Job Summary
We are seeking a highly skilled and experienced Data Engineer to lead the design, development, and maintenance of scalable ETL pipelines. The ideal candidate will have deep expertise in the Azure data ecosystem, specifically leveraging Python, Databricks, and Azure Data Factory (ADF) to transform raw data into actionable insights. You will play a key role in optimizing data architecture and mentoring junior developers.
Key Responsibilities
- ETL Pipeline Development: Design, build, and orchestrate robust ETL/ELT pipelines using Azure Data Factory (ADF) and Azure Databricks to ingest data from various on-premise and cloud sources.
- Data Transformation: Utilize Python (PySpark) and SQL to perform complex data transformations, cleaning, and validation within Databricks notebooks.
- Architecture & Optimization: Collaborate with architects to define data models and optimize pipeline performance (latency, throughput, and cost) for large-scale datasets.
- Data Lake Management: Manage and organize data within Azure Data Lake Storage (ADLS Gen2), implementing Delta Lake best practices for ACID transactions and time travel.
- Quality & Governance: Implement automated testing, data quality checks, and monitoring to ensure data integrity and availability.

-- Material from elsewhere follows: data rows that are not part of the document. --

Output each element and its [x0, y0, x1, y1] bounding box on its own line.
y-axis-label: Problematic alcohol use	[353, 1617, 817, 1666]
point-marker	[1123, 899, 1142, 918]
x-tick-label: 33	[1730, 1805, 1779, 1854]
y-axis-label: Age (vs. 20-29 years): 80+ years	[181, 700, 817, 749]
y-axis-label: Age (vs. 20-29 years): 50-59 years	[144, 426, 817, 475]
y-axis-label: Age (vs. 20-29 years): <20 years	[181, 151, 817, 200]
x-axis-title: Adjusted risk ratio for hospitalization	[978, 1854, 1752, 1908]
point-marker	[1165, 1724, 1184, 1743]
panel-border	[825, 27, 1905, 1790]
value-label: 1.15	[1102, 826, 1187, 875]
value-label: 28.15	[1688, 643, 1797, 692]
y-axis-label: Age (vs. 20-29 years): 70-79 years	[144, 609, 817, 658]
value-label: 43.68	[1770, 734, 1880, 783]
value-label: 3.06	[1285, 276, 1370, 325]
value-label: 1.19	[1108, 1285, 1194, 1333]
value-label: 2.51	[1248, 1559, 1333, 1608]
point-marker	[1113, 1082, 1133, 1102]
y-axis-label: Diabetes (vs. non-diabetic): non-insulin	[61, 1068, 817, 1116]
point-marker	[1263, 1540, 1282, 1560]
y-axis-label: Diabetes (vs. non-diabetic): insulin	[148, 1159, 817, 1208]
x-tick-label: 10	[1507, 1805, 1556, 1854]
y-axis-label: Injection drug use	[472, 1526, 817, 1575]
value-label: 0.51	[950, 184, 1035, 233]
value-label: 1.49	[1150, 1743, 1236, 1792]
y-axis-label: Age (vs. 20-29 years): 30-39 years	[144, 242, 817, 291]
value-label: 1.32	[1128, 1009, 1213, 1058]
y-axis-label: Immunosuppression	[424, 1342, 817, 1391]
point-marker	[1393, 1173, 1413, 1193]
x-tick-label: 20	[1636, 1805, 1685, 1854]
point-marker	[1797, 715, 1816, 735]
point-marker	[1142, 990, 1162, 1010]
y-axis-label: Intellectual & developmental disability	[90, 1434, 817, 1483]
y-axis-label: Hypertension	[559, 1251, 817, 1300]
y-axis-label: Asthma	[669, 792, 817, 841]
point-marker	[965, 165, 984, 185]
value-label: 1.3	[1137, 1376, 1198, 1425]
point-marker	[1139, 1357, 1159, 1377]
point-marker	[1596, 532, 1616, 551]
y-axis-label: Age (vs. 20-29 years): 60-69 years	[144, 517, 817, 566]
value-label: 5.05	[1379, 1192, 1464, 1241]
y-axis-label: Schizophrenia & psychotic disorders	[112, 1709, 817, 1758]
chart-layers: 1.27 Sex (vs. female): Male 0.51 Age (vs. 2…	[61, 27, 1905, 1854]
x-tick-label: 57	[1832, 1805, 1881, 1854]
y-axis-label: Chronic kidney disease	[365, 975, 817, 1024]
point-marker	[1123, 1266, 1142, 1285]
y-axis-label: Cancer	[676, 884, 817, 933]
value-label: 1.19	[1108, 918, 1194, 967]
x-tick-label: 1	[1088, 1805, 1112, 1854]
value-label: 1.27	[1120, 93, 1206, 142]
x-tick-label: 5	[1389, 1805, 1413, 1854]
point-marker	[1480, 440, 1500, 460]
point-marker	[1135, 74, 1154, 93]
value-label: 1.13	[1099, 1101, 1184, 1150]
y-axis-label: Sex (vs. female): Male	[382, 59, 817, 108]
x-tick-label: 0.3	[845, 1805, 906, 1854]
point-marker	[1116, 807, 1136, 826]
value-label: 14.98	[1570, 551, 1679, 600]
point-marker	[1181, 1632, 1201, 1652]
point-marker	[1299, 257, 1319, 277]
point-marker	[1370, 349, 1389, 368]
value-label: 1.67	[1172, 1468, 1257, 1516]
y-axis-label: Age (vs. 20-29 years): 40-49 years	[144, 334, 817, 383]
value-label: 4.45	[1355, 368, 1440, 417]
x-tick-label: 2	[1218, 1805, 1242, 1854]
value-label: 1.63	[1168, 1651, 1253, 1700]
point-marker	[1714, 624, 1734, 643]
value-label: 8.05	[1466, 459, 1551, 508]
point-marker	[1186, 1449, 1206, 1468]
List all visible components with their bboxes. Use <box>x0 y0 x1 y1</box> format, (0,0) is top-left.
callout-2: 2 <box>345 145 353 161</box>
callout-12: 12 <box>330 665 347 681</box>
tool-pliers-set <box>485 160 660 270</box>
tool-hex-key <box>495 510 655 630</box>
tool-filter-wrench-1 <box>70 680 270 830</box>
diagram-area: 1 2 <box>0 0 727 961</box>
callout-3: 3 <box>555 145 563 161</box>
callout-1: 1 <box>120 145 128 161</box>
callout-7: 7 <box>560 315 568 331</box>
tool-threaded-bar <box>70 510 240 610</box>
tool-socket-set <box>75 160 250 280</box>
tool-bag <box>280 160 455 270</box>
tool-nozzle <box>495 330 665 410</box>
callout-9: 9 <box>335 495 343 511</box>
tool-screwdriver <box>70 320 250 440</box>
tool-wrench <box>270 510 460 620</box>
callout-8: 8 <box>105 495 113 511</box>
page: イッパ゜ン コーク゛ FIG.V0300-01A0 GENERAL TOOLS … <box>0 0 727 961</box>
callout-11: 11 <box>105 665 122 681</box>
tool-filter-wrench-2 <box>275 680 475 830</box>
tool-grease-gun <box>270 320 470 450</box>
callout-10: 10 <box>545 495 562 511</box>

- CI/CD & DevOps: Manage code versioning and deployment pipelines using Azure DevOps, Git, and CI/CD methodologies.
- Mentorship: Guide junior engineers, conduct code reviews, and establish best practices for coding standards and documentation.
Required Qualifications
- Experience: 6 to 9 years of proven experience in Data Engineering and ETL development.
- Core Technologies:
- Python: Advanced proficiency in Python coding and scripting.
- Databricks: Strong hands-on experience with Azure Databricks, including cluster management, job scheduling, and performance tuning.
- Spark: Deep understanding of Apache Spark architecture and PySpark.
- ADF: Extensive experience creating pipelines, linked services, and datasets in Azure Data Factory.
- Cloud Storage: Proficiency with Azure Data Lake Storage (ADLS Gen2) and Blob Storage.
- Database Skills: Strong SQL skills for querying and analyzing data in data warehouses (e.g., Azure Synapse Analytics, Snowflake, or SQL Server).
- Problem Solving: Ability to troubleshoot complex data issues and optimize slow-running queries or jobs.
Preferred Skills (Surrounding Tools)
- Experience with Unity Catalog for data governance.
- Knowledge of Airflow or other orchestration tools.
- Familiarity with containerization (Docker/Kubernetes).
- Experience with NoSQL databases (Cosmos DB, MongoDB).
- Understanding of Event Hubs or Kafka for real-time data streaming.
Soft Skills
- Strong communication skills to articulate technical concepts to non-technical stakeholders.
- Agile mindset with experience working in Scrum/Kanban teams.
- Proactive approach to learning new technologies and tools.